On se souvient de la vague de violence verbale qui s’est abattue, par médias interposés, sur la communauté musulmane, il y a quelque deux mois et demi, lorsqu’un crime a été perpétré par une femme d’origine non «française» et de plus «résidente illégale» contre un enfant, comme si un meurtre commis par un «non-Français», toutes choses étant similaires par ailleurs», sur un enfant était plus horrible qu’un infanticide perpétré par un «vrai Français». On a entendu, avec horreur, un appel direct à la punition collective contre la communauté musulmane, tous statuts confondus, comme si chacun de ses membres avait eu une part dans ce crime horrible.

Où est la laïcité si la gravité du crime change avec la religion du criminel ?
On aurait pensé que les «sommités intellectuelles», qui donnent le «la» aux grands débats de société dans la septième puissance mondiale, auraient établi un lien entre cet attentat et l’atmosphère délétère suscitée par la popularisation de la thématique anti- musulmane.

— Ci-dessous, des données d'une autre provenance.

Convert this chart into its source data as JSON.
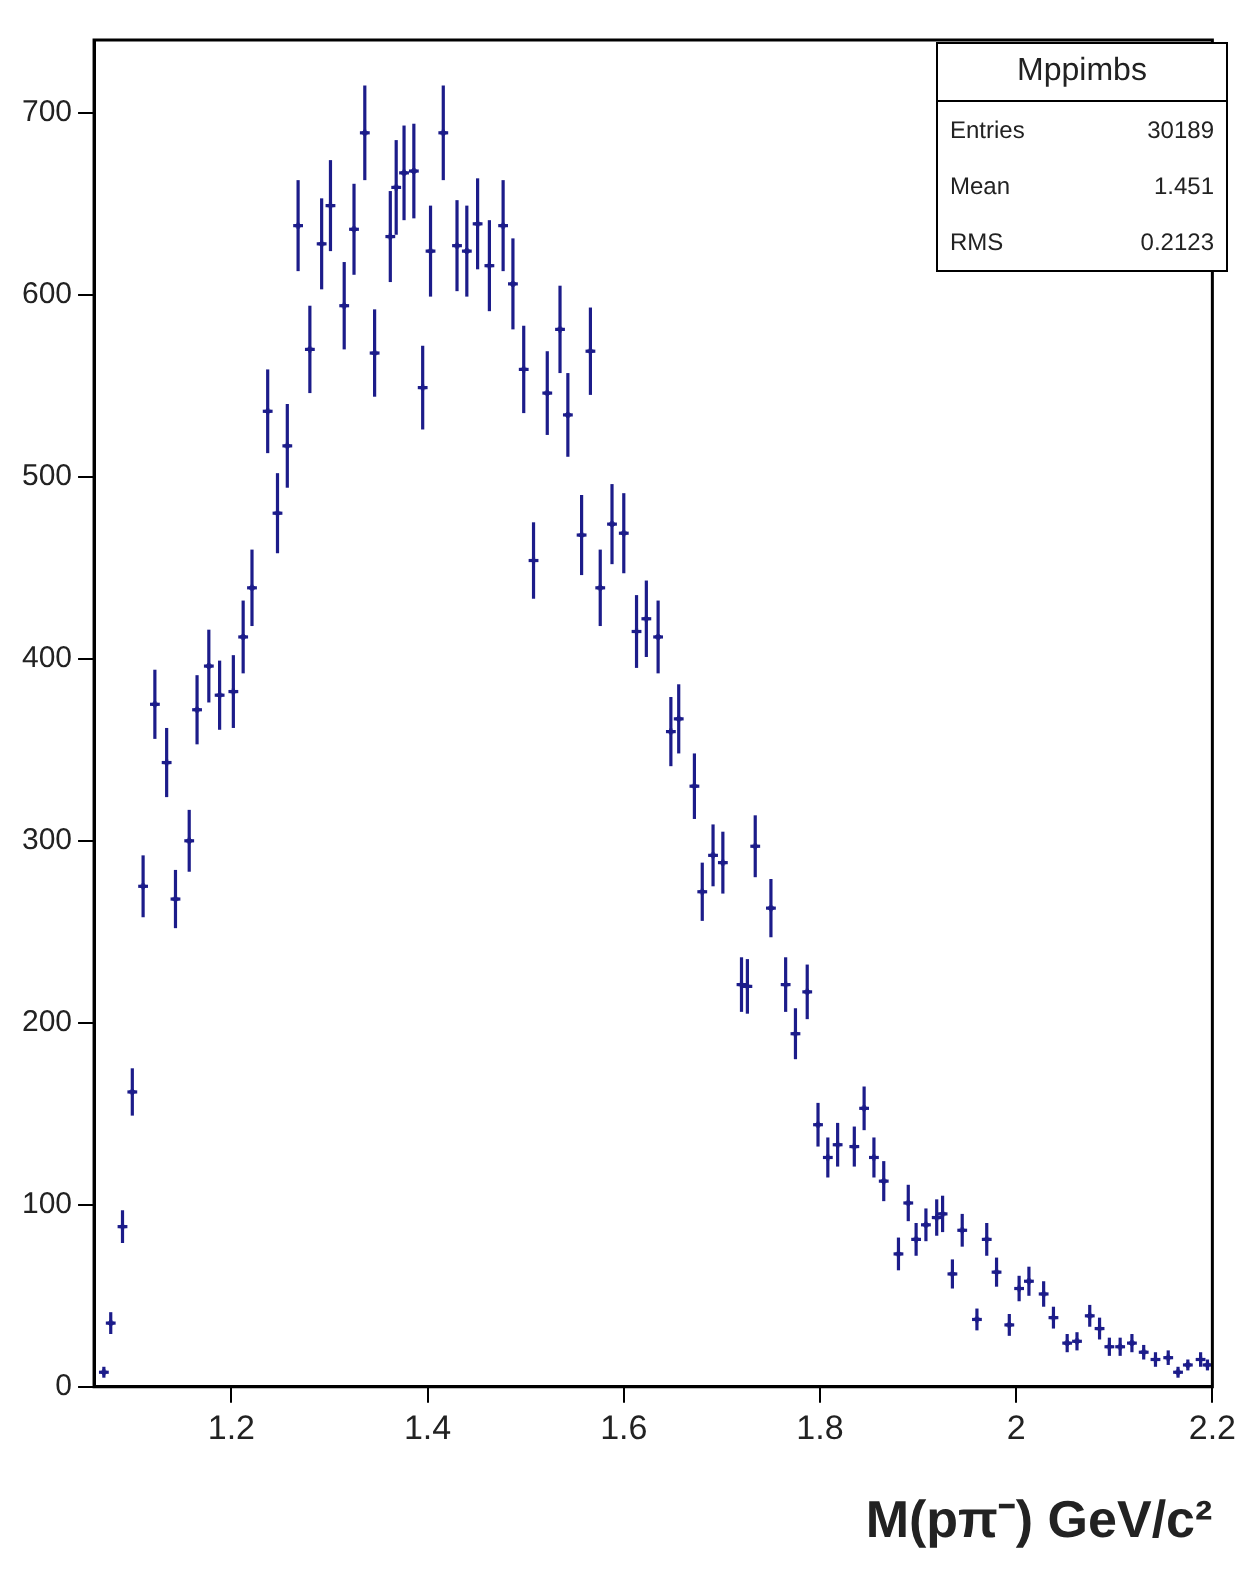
{
  "chart_data": {
    "type": "scatter",
    "xlabel": "M(pπ⁻) GeV/c²",
    "annotations": [
      "Mppimbs",
      "Entries",
      "30189",
      "Mean",
      "1.451",
      "RMS",
      "0.2123"
    ],
    "xlim": [
      1.06,
      2.2
    ],
    "xticks": [
      1.2,
      1.4,
      1.6,
      1.8,
      2,
      2.2
    ],
    "ylim": [
      0,
      740
    ],
    "yticks": [
      0,
      100,
      200,
      300,
      400,
      500,
      600,
      700
    ],
    "grid": false,
    "legend": false,
    "marker": "cross",
    "series": [
      {
        "color": "#1c1c8a",
        "x": [
          1.07,
          1.077,
          1.089,
          1.099,
          1.11,
          1.122,
          1.134,
          1.143,
          1.157,
          1.165,
          1.177,
          1.188,
          1.202,
          1.212,
          1.221,
          1.237,
          1.247,
          1.257,
          1.268,
          1.28,
          1.292,
          1.301,
          1.315,
          1.325,
          1.336,
          1.346,
          1.362,
          1.368,
          1.376,
          1.386,
          1.395,
          1.403,
          1.416,
          1.43,
          1.44,
          1.451,
          1.463,
          1.477,
          1.487,
          1.498,
          1.508,
          1.522,
          1.535,
          1.543,
          1.557,
          1.566,
          1.576,
          1.588,
          1.6,
          1.613,
          1.623,
          1.635,
          1.648,
          1.656,
          1.672,
          1.68,
          1.691,
          1.701,
          1.72,
          1.726,
          1.734,
          1.75,
          1.765,
          1.775,
          1.787,
          1.798,
          1.808,
          1.818,
          1.835,
          1.845,
          1.855,
          1.865,
          1.88,
          1.89,
          1.898,
          1.908,
          1.919,
          1.925,
          1.935,
          1.945,
          1.96,
          1.97,
          1.98,
          1.993,
          2.003,
          2.013,
          2.028,
          2.038,
          2.052,
          2.062,
          2.075,
          2.085,
          2.095,
          2.106,
          2.118,
          2.13,
          2.142,
          2.155,
          2.165,
          2.175,
          2.188,
          2.195
        ],
        "values": [
          8,
          35,
          88,
          162,
          275,
          375,
          343,
          268,
          300,
          372,
          396,
          380,
          382,
          412,
          439,
          536,
          480,
          517,
          638,
          570,
          628,
          649,
          594,
          636,
          689,
          568,
          632,
          659,
          667,
          668,
          549,
          624,
          689,
          627,
          624,
          639,
          616,
          638,
          606,
          559,
          454,
          546,
          581,
          534,
          468,
          569,
          439,
          474,
          469,
          415,
          422,
          412,
          360,
          367,
          330,
          272,
          292,
          288,
          221,
          220,
          297,
          263,
          221,
          194,
          217,
          144,
          126,
          133,
          132,
          153,
          126,
          113,
          73,
          101,
          81,
          89,
          93,
          95,
          62,
          86,
          37,
          81,
          63,
          34,
          54,
          58,
          51,
          38,
          24,
          25,
          39,
          32,
          22,
          22,
          24,
          19,
          15,
          16,
          8,
          12,
          15,
          12
        ],
        "errors": [
          3,
          6,
          9,
          13,
          17,
          19,
          19,
          16,
          17,
          19,
          20,
          19,
          20,
          20,
          21,
          23,
          22,
          23,
          25,
          24,
          25,
          25,
          24,
          25,
          26,
          24,
          25,
          26,
          26,
          26,
          23,
          25,
          26,
          25,
          25,
          25,
          25,
          25,
          25,
          24,
          21,
          23,
          24,
          23,
          22,
          24,
          21,
          22,
          22,
          20,
          21,
          20,
          19,
          19,
          18,
          16,
          17,
          17,
          15,
          15,
          17,
          16,
          15,
          14,
          15,
          12,
          11,
          12,
          11,
          12,
          11,
          11,
          9,
          10,
          9,
          9,
          10,
          10,
          8,
          9,
          6,
          9,
          8,
          6,
          7,
          8,
          7,
          6,
          5,
          5,
          6,
          6,
          5,
          5,
          5,
          4,
          4,
          4,
          3,
          3,
          4,
          3
        ],
        "xerrors": [
          0.005,
          0.005,
          0.005,
          0.005,
          0.005,
          0.005,
          0.005,
          0.005,
          0.005,
          0.005,
          0.005,
          0.005,
          0.005,
          0.005,
          0.005,
          0.005,
          0.005,
          0.005,
          0.005,
          0.005,
          0.005,
          0.005,
          0.005,
          0.005,
          0.005,
          0.005,
          0.005,
          0.005,
          0.005,
          0.005,
          0.005,
          0.005,
          0.005,
          0.005,
          0.005,
          0.005,
          0.005,
          0.005,
          0.005,
          0.005,
          0.005,
          0.005,
          0.005,
          0.005,
          0.005,
          0.005,
          0.005,
          0.005,
          0.005,
          0.005,
          0.005,
          0.005,
          0.005,
          0.005,
          0.005,
          0.005,
          0.005,
          0.005,
          0.005,
          0.005,
          0.005,
          0.005,
          0.005,
          0.005,
          0.005,
          0.005,
          0.005,
          0.005,
          0.005,
          0.005,
          0.005,
          0.005,
          0.005,
          0.005,
          0.005,
          0.005,
          0.005,
          0.005,
          0.005,
          0.005,
          0.005,
          0.005,
          0.005,
          0.005,
          0.005,
          0.005,
          0.005,
          0.005,
          0.005,
          0.005,
          0.005,
          0.005,
          0.005,
          0.005,
          0.005,
          0.005,
          0.005,
          0.005,
          0.005,
          0.005,
          0.005,
          0.005
        ]
      }
    ]
  }
}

Cette attaque contre le centre culturel kurde n’a rien de spontané, d’improvisé ou d’opportuniste. Elle a été commise pourtant par un homme aux convictions bien arrêtées, et qui n’en était pas à sa première agression contre des «non-Français de souche». Elle a eu lieu dans une atmosphère d’islamophobie hystérique qui traverse la classe politique française dans sa quasi-totalité, et qui est entretenue par des animateurs de médias lourds et des intellectuels de renom ne cachant pas leurs convictions, si contraires soient-elles à l’esprit républicain et même à la laïcité elle-même devenue un cri de guerre contre une communauté religieuse bien définie.

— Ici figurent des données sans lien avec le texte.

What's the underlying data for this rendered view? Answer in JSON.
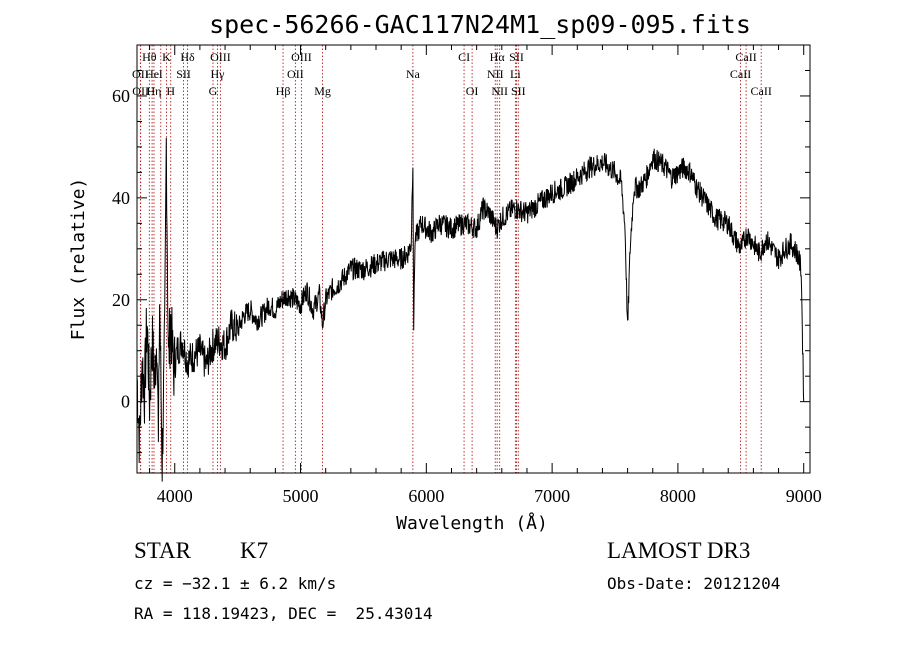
{
  "chart_data": {
    "type": "line",
    "title": "spec-56266-GAC117N24M1_sp09-095.fits",
    "xlabel": "Wavelength (Å)",
    "ylabel": "Flux (relative)",
    "xlim": [
      3700,
      9050
    ],
    "ylim": [
      -14,
      70
    ],
    "xticks": [
      4000,
      5000,
      6000,
      7000,
      8000,
      9000
    ],
    "yticks": [
      0,
      20,
      40,
      60
    ],
    "series": [
      {
        "name": "flux",
        "x": [
          3700,
          3720,
          3740,
          3760,
          3780,
          3800,
          3820,
          3840,
          3860,
          3870,
          3880,
          3900,
          3920,
          3933,
          3950,
          3968,
          3990,
          4020,
          4060,
          4100,
          4150,
          4200,
          4250,
          4300,
          4350,
          4400,
          4450,
          4500,
          4550,
          4600,
          4650,
          4700,
          4750,
          4800,
          4850,
          4900,
          4950,
          5000,
          5050,
          5100,
          5150,
          5175,
          5200,
          5250,
          5300,
          5400,
          5500,
          5600,
          5700,
          5800,
          5850,
          5880,
          5893,
          5900,
          5910,
          5930,
          5960,
          6000,
          6050,
          6100,
          6200,
          6300,
          6400,
          6450,
          6500,
          6560,
          6600,
          6700,
          6800,
          6900,
          7000,
          7100,
          7200,
          7300,
          7400,
          7500,
          7550,
          7580,
          7600,
          7620,
          7650,
          7700,
          7750,
          7800,
          7850,
          7900,
          7950,
          8000,
          8050,
          8100,
          8150,
          8200,
          8300,
          8400,
          8450,
          8500,
          8550,
          8600,
          8650,
          8700,
          8750,
          8800,
          8850,
          8900,
          8950,
          8980,
          9000
        ],
        "y": [
          5,
          -8,
          8,
          2,
          16,
          0,
          12,
          4,
          14,
          -10,
          20,
          -12,
          12,
          51,
          8,
          16,
          6,
          10,
          12,
          8,
          9,
          10,
          7,
          11,
          12,
          11,
          15,
          14,
          17,
          18,
          16,
          17,
          19,
          18,
          20,
          21,
          20,
          19,
          22,
          18,
          21,
          15,
          20,
          22,
          23,
          26,
          26,
          27,
          28,
          28,
          29,
          31,
          48,
          15,
          32,
          33,
          35,
          34,
          33,
          35,
          34,
          35,
          34,
          38,
          37,
          34,
          36,
          38,
          37,
          39,
          41,
          42,
          44,
          46,
          47,
          45,
          43,
          34,
          14,
          30,
          42,
          42,
          44,
          48,
          47,
          46,
          44,
          45,
          46,
          45,
          42,
          40,
          36,
          35,
          32,
          30,
          33,
          31,
          29,
          32,
          30,
          28,
          30,
          31,
          29,
          26,
          0
        ]
      }
    ],
    "lines": [
      {
        "label": "Hθ",
        "x": 3798,
        "row": 0
      },
      {
        "label": "K",
        "x": 3934,
        "row": 0
      },
      {
        "label": "Hδ",
        "x": 4102,
        "row": 0
      },
      {
        "label": "OIII",
        "x": 4363,
        "row": 0
      },
      {
        "label": "OIII",
        "x": 5007,
        "row": 0
      },
      {
        "label": "CI",
        "x": 6300,
        "row": 0
      },
      {
        "label": "Hα",
        "x": 6563,
        "row": 0
      },
      {
        "label": "SII",
        "x": 6717,
        "row": 0
      },
      {
        "label": "CaII",
        "x": 8542,
        "row": 0
      },
      {
        "label": "OII",
        "x": 3727,
        "row": 1
      },
      {
        "label": "He",
        "x": 3820,
        "row": 1
      },
      {
        "label": "I",
        "x": 3889,
        "row": 1
      },
      {
        "label": "SII",
        "x": 4070,
        "row": 1
      },
      {
        "label": "Hγ",
        "x": 4340,
        "row": 1
      },
      {
        "label": "OII",
        "x": 4959,
        "row": 1
      },
      {
        "label": "Na",
        "x": 5893,
        "row": 1
      },
      {
        "label": "NII",
        "x": 6548,
        "row": 1
      },
      {
        "label": "Li",
        "x": 6708,
        "row": 1
      },
      {
        "label": "CaII",
        "x": 8498,
        "row": 1
      },
      {
        "label": "OII",
        "x": 3729,
        "row": 2
      },
      {
        "label": "Hη",
        "x": 3835,
        "row": 2
      },
      {
        "label": "H",
        "x": 3968,
        "row": 2
      },
      {
        "label": "G",
        "x": 4304,
        "row": 2
      },
      {
        "label": "Hβ",
        "x": 4861,
        "row": 2
      },
      {
        "label": "Mg",
        "x": 5175,
        "row": 2
      },
      {
        "label": "OI",
        "x": 6364,
        "row": 2
      },
      {
        "label": "NII",
        "x": 6583,
        "row": 2
      },
      {
        "label": "SII",
        "x": 6731,
        "row": 2
      },
      {
        "label": "CaII",
        "x": 8662,
        "row": 2
      }
    ]
  },
  "info": {
    "class": "STAR",
    "subclass": "K7",
    "survey": "LAMOST DR3",
    "cz": "cz = −32.1 ± 6.2 km/s",
    "obs_date": "Obs-Date: 20121204",
    "radec": "RA = 118.19423, DEC =  25.43014"
  },
  "colors": {
    "line_marker": "#b22222",
    "spectrum": "#000000"
  }
}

L’acte de ce tueur n’a rien de spontané, d’inattendu ou d’exceptionnel même dans sa cruauté. Comme l’a déjà fait remarquer Simone de Beauvoir, il y a bien longtemps de cela et dans d’autres circonstances historiques et politiques, «il y a des mots qui tuent autant que les armes». La récidive prouve, s’il le fallait, que ce meurtrier se croyait chargé par la société qui le porte d’une mission de «purification raciale et religieuse», qui justifiait ses actes de violence contre la communauté musulmane.

Des mots qui tuent
Et ces mots qui tuent, on n’a pas besoin d’aller trop loin et même de sortir de chez soi pour les entendre. ll suffit d’ouvrir son journal du matin ou d’écouter, confortablement assis sur son fauteuil préféré, après avoir pris son dîner, les commentateurs à sensation répéter les mêmes litanies anti-musulmanes qui, faut-il le rappeler, datent d’une époque où l’intolérance religieuse était le principe fondamental de la vie politique, et où l’Inquisition, animée par les papes, était chargée de protéger la pureté religieuse de la population.

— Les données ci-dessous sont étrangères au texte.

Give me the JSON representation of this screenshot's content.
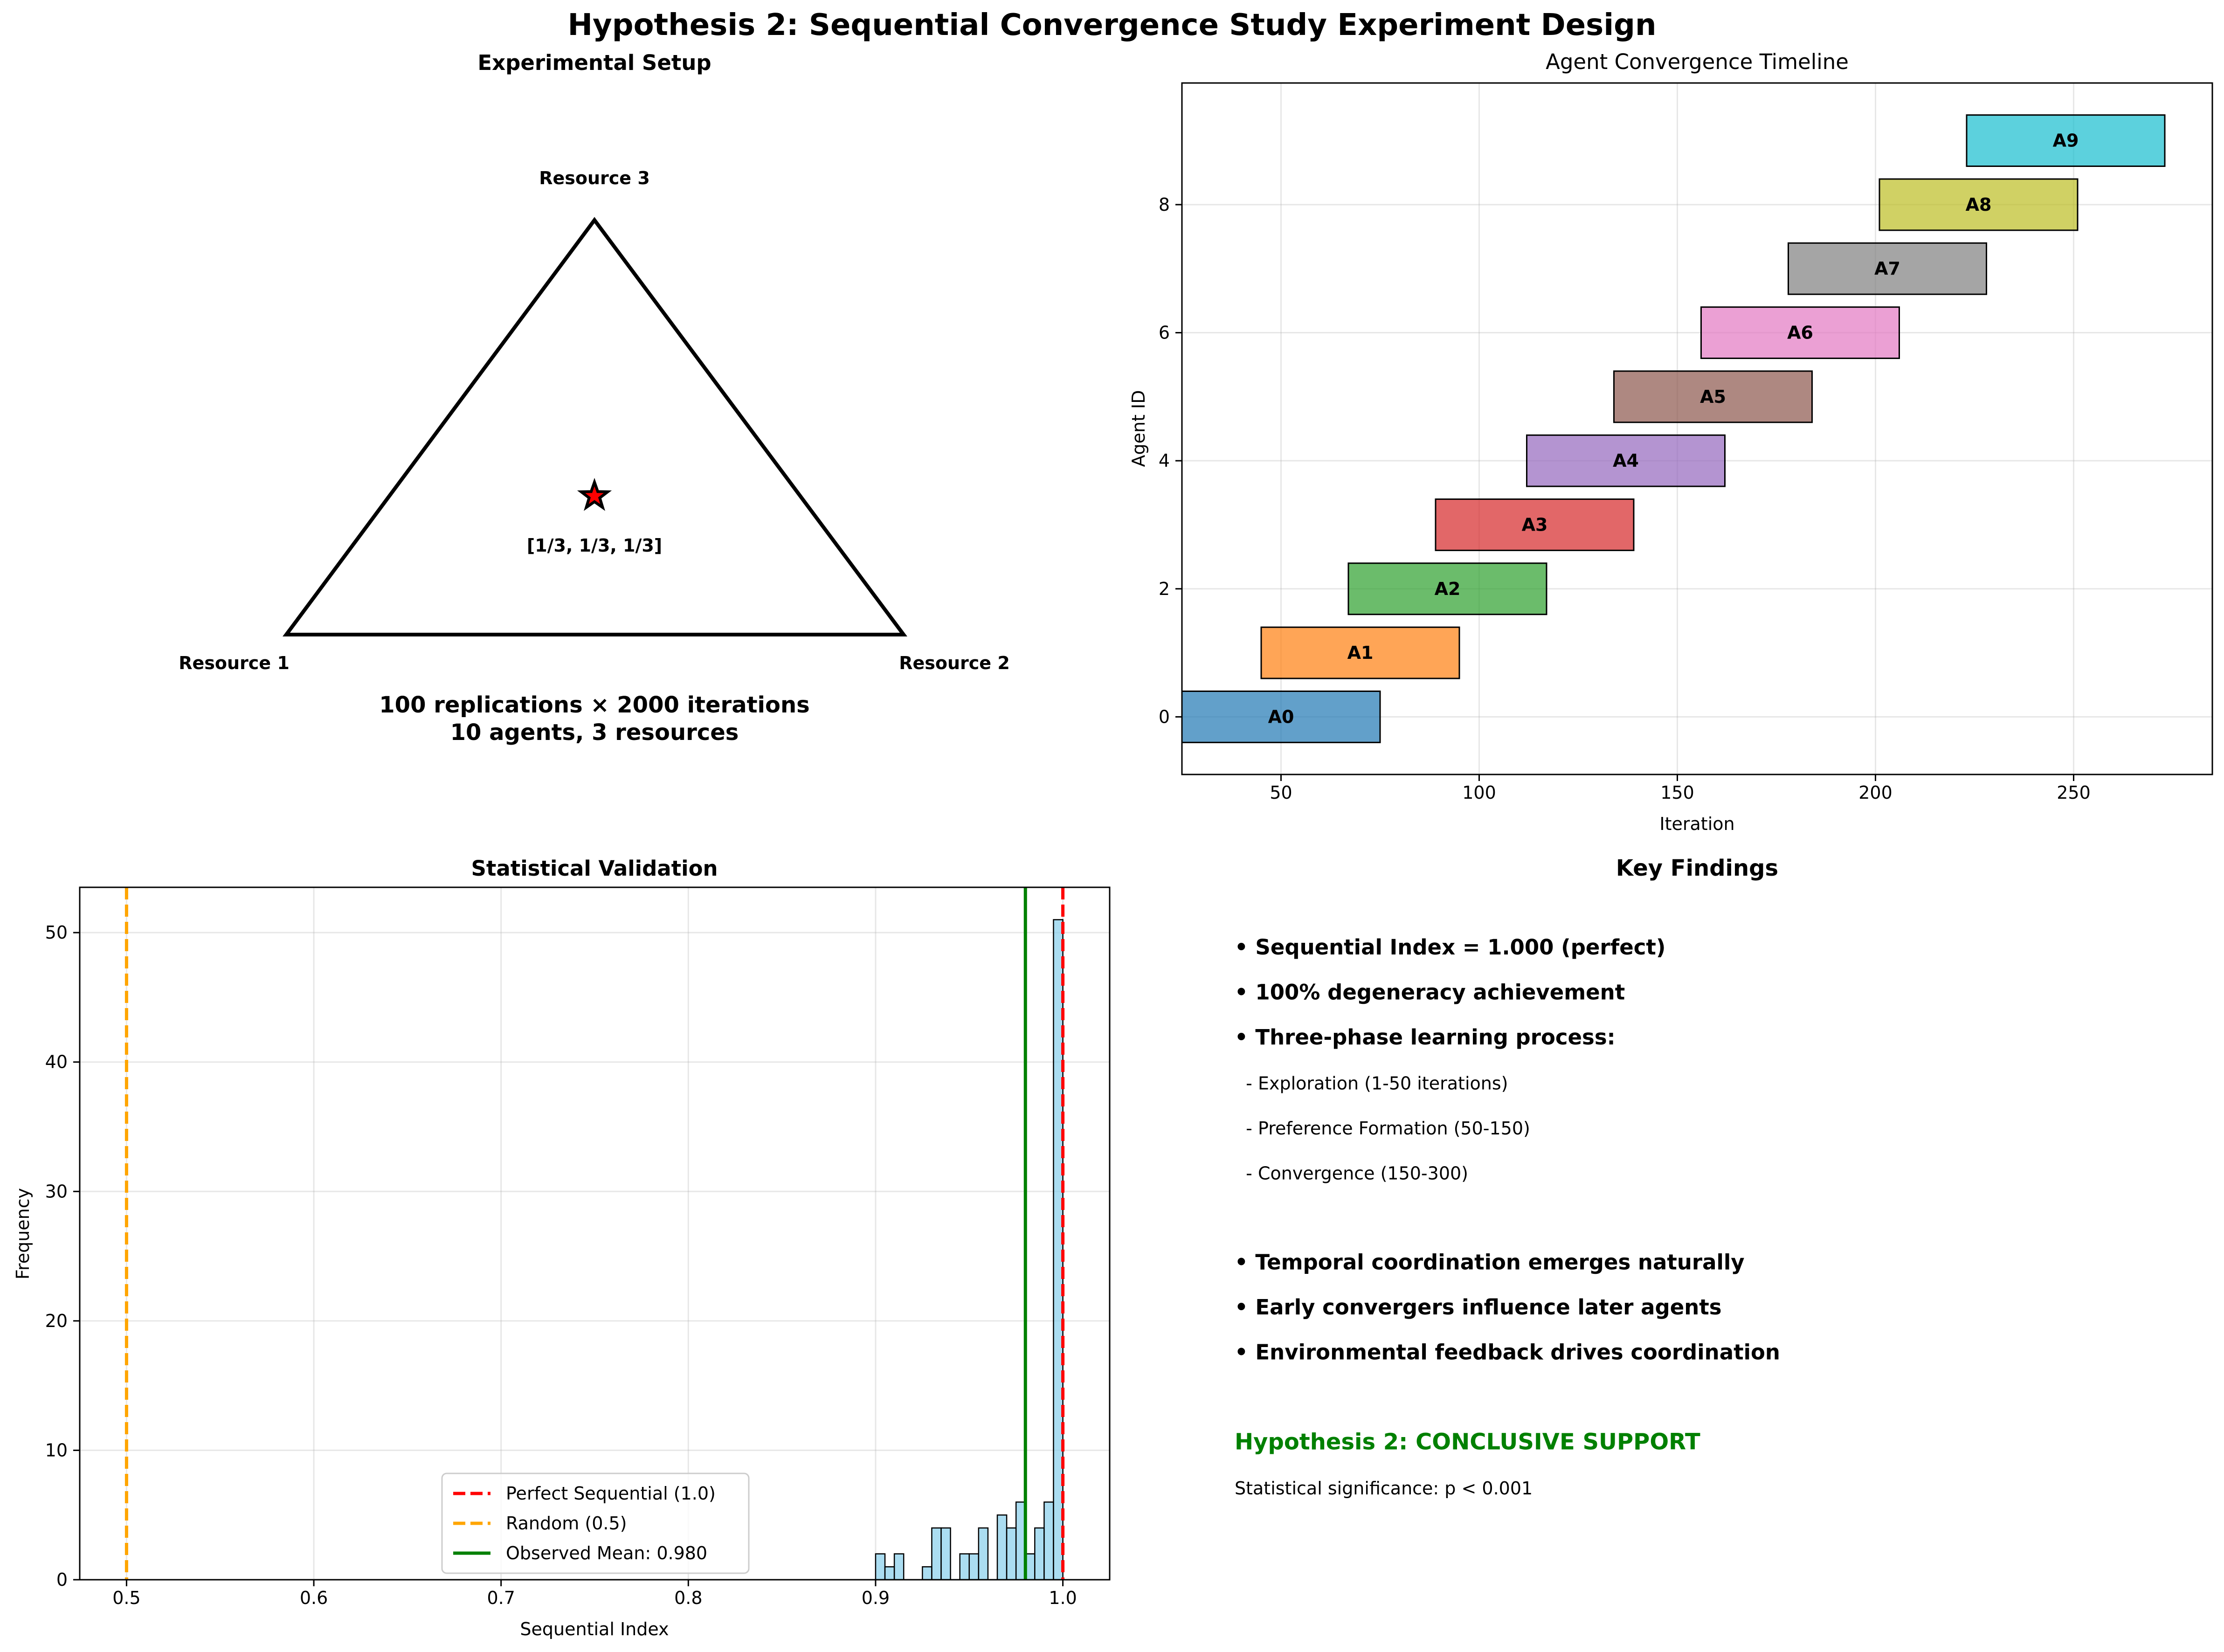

On n’a nul besoin de donner le nom des antennes qui se sont spécialisées dans le message de haine anti-musulmane, ni de révéler le nom de leurs animateurs, dont nombre d’entre eux, paradoxalement, viennent d’une communauté qui se dit souffrir d’antagonismes insupportables, mais qui colportent avec fanatisme l’idéologie servant de justification à la dernière colonie de peuplement au Moyen-Orient, présentée comme «la seule démocratie de la région», alors que tout le programme de ses partis et leur campagne électorale, de même que la politique de ses gouvernements, quel que soit le parti aux commandes, tournent autour de la confiscation de la terre palestinienne et de l’élimination sous une forme ou une autre du peuple.

Lutte contre l’antisémitisme et l’islamophobie
La lutte contre l’antisémitisme se confond paradoxalement avec la haine contre l’Islam et l’islamophobie la plus élémentaire. Le radicalisme et le fanatisme islamophobe sont devenus, au fil du temps, les courants de pensées porteurs de la vie politique dans la «Patrie des droits de l’Homme».
Dans cette atmosphère de haine raciale et religieuse, il n’est nullement étonnant qu’apparaisse et sévisse William M. Et, sans aucun doute, d’autres William M. n’attendent que l’occasion pour se manifester.
Ceux qui les incitent à l’action criminelle contre la communauté musulmane, toutes origines ethniques et tous statuts juridiques confondus, tiennent le haut du pavé intellectuel et politique et redoublent de rage.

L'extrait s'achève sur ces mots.